Towards the last 20 minutes of the bus journey, you're led through a series of windy roads and spectacular heights. I’m a big fan of heights because heights always make a picture super epic. We landed at the harbor to get on the Fjord Tours boat to be taken to Flam. The boat ride was very smooth and it had an indoor and outdoor area, so when it got cold you could go inside. However, if you’re brave to stay outside for long enough at a time, you will get some of the most epic shots of scenery.
After we arrived, we went directly to Egir Prew Pub, where we were treated to a Viking Plank.
Once we finished off our insane 9% double IPA from Egir, we headed to Stegastein Viewpoint.
For 495 NOK, you are served a very unique 5 course beer and food menu. On the “Viking plank” you will get to taste a variety of flavors depending on the local availability. Their destination includes shellfish, however we had shruimp and mussels instead of shellfish. The second was smoked reindeer, the third a fish and shellfish soup. Now the fourth was my absolute favorite, incorporating a pork shank. Finally the 5 course meal finished off with dark chocolate ganache cake. With each meal, the plank had a specific Ægir beer that was meant to complete the food. All of the flavors were perfect, especially the port with the cake. There is nothing more fitting than a chocolate cake that’s most rich and creamy paired with a porter.
This is definitely “the spot” in Flam and there’s no denying it. One thing I really enjoyed learning is that Egir crafts in the most innovative way they know how. Not only were they one of the first breweries in the country of Norway, but they continuously do more and more to be different and unique.
**Whew, it’s getting hotter and hotter on this train as we get closer and closer to Oslo. It is warmer in Oslo then it is in the western fjords.
We went up to the Stegastein Viewpoint via a smaller van (approximately 12 people.) The ride up was about 30 minutes long, but it was raining and the fog was covering much of the view. You could clearly see where the bottom was below, but it was hard to see the fjord and get the full panoramic shot during this kind of weather. I find that fog and mist very romantic, as it really just has a certain ambiance.

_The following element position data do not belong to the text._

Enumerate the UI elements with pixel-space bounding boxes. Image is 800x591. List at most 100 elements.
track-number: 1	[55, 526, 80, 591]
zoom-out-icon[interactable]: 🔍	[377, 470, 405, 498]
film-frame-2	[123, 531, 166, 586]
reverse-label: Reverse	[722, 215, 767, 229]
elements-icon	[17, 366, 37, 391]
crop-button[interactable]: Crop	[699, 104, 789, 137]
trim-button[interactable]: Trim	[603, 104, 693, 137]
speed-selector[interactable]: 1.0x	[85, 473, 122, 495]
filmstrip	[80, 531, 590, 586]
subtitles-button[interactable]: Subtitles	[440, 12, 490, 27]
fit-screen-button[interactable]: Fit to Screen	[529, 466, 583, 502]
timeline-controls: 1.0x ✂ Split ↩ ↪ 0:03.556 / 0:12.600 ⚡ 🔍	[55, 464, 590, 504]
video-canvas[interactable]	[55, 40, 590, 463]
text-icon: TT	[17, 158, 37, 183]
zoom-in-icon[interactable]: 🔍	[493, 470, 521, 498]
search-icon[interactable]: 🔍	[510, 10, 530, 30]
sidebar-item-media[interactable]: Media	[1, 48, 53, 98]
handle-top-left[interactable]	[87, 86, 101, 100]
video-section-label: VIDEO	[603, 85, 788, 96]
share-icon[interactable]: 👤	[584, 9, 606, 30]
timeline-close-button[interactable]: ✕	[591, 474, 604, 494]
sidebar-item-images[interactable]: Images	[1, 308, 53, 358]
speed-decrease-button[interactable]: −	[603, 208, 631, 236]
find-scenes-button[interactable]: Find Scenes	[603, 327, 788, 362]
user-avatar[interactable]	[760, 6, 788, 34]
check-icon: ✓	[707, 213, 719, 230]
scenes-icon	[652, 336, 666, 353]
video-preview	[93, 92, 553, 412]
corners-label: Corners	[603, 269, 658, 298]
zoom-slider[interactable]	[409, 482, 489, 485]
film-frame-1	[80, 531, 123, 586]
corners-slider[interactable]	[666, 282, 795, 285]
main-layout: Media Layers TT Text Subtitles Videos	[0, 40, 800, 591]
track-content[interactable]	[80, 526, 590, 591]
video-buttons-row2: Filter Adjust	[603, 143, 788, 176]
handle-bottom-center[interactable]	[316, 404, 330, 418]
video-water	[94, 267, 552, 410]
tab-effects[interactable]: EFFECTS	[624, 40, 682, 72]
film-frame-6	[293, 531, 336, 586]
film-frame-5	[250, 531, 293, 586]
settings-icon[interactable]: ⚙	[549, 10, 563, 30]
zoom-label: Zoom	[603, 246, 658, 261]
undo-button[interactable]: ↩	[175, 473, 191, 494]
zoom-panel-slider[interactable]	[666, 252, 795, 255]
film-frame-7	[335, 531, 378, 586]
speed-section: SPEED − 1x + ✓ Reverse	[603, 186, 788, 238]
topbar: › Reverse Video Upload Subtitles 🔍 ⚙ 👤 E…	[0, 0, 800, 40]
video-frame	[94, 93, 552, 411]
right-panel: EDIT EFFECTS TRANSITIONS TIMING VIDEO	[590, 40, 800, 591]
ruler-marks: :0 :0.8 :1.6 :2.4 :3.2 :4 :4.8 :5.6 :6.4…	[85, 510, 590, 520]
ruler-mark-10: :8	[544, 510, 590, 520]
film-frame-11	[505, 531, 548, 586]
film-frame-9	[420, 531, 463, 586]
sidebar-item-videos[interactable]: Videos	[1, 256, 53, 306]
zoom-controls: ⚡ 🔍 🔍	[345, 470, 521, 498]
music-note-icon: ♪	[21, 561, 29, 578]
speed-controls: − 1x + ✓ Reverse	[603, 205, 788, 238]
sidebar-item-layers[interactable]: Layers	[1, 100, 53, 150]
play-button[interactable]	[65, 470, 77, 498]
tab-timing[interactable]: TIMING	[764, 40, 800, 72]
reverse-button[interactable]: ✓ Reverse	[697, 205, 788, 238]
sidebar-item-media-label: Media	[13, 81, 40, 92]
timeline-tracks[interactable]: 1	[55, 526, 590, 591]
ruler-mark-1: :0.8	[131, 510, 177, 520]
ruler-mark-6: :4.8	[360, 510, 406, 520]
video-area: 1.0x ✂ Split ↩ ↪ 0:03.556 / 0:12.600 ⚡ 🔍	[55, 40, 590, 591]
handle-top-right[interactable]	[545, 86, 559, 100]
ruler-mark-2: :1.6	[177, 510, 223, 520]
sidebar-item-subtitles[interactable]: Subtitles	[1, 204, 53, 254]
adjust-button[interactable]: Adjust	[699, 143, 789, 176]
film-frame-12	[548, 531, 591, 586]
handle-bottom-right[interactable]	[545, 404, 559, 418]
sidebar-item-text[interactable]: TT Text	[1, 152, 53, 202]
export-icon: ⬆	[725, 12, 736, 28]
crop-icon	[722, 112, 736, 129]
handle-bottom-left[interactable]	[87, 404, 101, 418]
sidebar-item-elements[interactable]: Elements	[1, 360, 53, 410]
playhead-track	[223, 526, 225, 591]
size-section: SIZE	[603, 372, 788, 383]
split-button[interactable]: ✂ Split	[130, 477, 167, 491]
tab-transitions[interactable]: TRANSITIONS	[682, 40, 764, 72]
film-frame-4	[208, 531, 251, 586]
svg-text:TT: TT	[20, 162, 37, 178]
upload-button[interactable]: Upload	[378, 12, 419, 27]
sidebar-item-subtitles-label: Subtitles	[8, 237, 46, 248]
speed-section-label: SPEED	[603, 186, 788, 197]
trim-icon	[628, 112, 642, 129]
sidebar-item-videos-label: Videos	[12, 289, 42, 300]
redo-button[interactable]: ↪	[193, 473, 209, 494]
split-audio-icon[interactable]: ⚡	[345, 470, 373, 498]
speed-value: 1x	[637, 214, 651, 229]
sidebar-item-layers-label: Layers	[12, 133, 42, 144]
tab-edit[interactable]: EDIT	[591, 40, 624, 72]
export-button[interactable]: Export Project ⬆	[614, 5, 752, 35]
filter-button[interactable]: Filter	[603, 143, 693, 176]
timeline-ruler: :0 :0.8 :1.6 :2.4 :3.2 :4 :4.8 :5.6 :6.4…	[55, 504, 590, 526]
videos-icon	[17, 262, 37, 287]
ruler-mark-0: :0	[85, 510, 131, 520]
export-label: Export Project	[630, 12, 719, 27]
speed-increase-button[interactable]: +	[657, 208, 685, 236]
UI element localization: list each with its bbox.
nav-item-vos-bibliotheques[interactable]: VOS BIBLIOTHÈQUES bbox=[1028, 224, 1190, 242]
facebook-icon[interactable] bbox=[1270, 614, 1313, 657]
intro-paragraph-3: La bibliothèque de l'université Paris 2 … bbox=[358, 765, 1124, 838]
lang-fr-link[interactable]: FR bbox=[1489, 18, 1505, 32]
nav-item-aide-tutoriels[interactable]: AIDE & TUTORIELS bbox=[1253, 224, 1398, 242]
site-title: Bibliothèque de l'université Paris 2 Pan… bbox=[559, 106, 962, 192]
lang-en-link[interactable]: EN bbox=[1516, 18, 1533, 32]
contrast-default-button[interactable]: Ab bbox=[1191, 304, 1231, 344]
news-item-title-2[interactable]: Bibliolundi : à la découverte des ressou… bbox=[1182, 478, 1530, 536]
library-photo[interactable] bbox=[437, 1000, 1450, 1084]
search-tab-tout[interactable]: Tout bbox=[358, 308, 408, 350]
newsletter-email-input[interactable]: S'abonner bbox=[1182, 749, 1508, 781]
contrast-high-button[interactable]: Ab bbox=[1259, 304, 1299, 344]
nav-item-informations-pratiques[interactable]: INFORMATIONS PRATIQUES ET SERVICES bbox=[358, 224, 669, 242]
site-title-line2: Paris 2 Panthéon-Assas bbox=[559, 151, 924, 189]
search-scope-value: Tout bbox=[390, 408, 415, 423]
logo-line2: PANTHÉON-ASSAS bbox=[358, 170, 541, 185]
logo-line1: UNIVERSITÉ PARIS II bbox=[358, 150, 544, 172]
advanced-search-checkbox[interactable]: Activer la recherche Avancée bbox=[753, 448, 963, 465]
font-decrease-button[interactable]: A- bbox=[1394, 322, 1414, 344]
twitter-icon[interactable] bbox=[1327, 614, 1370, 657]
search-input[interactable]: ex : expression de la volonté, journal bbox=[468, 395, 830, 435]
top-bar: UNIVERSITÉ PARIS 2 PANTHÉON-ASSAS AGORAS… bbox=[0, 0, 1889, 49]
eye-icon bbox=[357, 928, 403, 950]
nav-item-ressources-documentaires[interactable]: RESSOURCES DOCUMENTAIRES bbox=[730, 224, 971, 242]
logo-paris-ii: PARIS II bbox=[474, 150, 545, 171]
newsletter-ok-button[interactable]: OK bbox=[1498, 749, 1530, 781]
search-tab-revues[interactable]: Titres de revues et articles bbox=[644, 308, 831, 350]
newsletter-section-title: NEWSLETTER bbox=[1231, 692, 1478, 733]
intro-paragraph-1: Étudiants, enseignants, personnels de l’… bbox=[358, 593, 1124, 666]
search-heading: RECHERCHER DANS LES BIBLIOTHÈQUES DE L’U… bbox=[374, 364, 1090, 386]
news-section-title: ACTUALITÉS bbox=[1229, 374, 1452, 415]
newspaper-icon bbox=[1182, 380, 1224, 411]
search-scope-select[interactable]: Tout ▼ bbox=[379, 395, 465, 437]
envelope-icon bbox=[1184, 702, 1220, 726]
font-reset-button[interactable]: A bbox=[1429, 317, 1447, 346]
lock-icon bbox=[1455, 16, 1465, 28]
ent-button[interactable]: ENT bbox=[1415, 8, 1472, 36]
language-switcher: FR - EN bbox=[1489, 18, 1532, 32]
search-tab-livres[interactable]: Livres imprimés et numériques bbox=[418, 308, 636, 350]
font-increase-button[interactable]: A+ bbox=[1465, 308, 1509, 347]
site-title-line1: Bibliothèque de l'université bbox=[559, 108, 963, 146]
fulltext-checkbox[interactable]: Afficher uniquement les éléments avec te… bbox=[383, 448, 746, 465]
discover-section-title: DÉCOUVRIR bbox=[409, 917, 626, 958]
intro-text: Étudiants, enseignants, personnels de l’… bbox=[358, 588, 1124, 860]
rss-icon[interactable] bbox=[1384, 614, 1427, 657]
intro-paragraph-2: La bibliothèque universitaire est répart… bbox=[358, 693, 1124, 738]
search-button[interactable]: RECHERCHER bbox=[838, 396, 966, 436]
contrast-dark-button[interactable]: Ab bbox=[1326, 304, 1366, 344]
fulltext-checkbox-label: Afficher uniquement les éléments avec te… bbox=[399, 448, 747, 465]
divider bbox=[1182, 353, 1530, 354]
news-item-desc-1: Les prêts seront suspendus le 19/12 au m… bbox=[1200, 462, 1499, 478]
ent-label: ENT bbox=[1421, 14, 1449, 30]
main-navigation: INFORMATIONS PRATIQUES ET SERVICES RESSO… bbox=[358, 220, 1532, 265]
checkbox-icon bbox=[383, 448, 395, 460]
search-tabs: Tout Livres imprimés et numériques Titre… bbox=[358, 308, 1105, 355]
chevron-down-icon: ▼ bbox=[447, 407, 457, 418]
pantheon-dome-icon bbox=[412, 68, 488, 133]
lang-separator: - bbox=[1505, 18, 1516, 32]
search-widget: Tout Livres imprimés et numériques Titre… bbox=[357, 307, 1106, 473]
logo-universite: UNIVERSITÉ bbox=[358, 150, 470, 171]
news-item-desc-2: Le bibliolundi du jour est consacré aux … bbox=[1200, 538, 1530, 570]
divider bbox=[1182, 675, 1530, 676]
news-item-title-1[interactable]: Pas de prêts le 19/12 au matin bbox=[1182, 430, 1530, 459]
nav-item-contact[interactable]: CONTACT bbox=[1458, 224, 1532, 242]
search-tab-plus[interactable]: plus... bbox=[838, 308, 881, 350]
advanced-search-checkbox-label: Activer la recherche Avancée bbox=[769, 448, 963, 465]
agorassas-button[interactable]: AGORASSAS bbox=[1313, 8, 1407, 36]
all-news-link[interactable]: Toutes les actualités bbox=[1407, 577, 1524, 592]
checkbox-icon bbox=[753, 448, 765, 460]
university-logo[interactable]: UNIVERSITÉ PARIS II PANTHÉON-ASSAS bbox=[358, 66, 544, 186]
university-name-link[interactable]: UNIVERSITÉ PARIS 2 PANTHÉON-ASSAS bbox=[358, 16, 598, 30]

As I finish off writing this, the 5 1/2 hour train ride is coming close to an end. We will be getting off the station soon, to go check in to our new hotel in Oslo. The Saga Hotel Oslo Central.
After we enjoyed Flam during the day, we took the Flåmsbana Railway in the direction of Myrdal to stay at the Vatnahalsen Høyfjellshotell. The train stop for this hotel is specifically for the hotel, as there's nothing there besides the hotel and some hiking trails. The best way to describe our evening here is that the hotel was calm, with a delicious dinner and breakfast, alongside a gorgeous view. Our view had an amazing look at the mountains. We propped the windows open to feel the wonderful chill of the mountain air. The fogginess made it more ominous but we were so relaxed, and feeling great.
Now you're all caught up, as our train journey from Vatnahalsen (Myrdal specifically) all the way to Oslo is coming to an end.
More on the next week of Norwegian adventures on the next long train ride. Takk takk!
As you may have noticed, this post is written very differently than my last few about Norway and travel in general. Riding through the country and taking various types of transportation has inspired me to do more of a storytelling post rather than an advice post. I hope I can inspire you to take a trip to Norway, because it is a country so special to me and my fiancé (feels so strange to say that!) but there is something so magical about this country. It’s almost hard to put into words and I certainly do not do it justice. It is something you have to see for yourself.